The expenditure has primarily focused on safety measures, capacity enhancement, infrastructure modernization, and passenger amenities. In the category of safety-related works, 84 percent of the allocated funds have been utilized. For capacity augmentation, out of Rs 1,09,238 crore allocated, Rs 76,048 crore (69 percent) has been expended. Customer amenities have seen 80 percent utilization, with expenditure amounting to Rs 9,575 crore through December 2025.
“Indian Railways is delivering faster, safer, and world-class rail travel at affordable cost across India by transforming itself into a future-ready organization aligned with the vision of a modern and connected nation,” the statement added. Demonstrating this focused approach, Indian Railways has maintained a strong trend in the utilization of allocated GBS outlays for 2025-26.
“The results of consistent capital expenditure over the last decade are evident in 164 Vande Bharat train services, 30 Amrit Bharat train services, the implementation of the Kavach automatic train protection system, over 99 percent electrification of the broad-gauge network, and extensive works covering new lines, gauge conversion, track doubling, traffic facilities, investments in PSUs, and metropolitan transport systems,” the ministry said.

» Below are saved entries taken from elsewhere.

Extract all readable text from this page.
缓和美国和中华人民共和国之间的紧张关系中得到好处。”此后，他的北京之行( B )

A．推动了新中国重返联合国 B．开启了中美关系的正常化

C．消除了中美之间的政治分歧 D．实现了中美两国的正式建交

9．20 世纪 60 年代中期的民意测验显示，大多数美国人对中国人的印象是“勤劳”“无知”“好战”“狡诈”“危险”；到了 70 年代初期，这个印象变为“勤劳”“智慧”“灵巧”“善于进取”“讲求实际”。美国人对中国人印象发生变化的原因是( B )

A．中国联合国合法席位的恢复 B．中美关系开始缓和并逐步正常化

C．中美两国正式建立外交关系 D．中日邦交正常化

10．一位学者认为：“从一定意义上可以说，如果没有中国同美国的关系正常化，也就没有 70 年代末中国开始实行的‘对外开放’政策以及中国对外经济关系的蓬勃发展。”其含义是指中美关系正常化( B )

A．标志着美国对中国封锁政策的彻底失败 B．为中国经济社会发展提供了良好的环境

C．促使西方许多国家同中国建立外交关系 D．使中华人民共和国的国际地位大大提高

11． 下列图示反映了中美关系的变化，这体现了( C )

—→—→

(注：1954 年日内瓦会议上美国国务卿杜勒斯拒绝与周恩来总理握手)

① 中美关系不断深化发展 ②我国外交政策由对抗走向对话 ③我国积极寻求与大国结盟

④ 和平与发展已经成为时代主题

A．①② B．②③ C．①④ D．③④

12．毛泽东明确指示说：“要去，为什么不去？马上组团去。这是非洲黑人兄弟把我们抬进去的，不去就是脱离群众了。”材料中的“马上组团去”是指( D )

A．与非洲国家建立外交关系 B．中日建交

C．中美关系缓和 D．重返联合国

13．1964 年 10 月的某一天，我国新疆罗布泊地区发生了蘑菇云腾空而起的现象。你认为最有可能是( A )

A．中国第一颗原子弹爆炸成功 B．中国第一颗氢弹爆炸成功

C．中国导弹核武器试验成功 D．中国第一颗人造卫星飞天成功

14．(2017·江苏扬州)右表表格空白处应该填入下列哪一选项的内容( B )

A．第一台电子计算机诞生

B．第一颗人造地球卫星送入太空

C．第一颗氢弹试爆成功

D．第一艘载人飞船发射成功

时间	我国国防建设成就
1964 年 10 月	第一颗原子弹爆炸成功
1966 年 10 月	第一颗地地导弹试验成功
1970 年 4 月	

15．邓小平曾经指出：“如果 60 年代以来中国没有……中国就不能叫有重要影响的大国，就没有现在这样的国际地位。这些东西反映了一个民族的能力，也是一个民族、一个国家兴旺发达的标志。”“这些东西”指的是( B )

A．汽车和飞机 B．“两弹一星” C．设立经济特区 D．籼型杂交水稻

These initiatives have significantly improved speed, safety, and passenger comfort while keeping rail travel affordable. With the Vande Bharat Sleeper train set for inauguration shortly, Indian Railways is poised to transform long-distance rail travel. The trends indicate that the Ministry of Railways’ GBS expenditure plan is on track, with infrastructural works being executed expeditiously, suggesting that the targets for FY 2025-26 are likely to be fully achieved.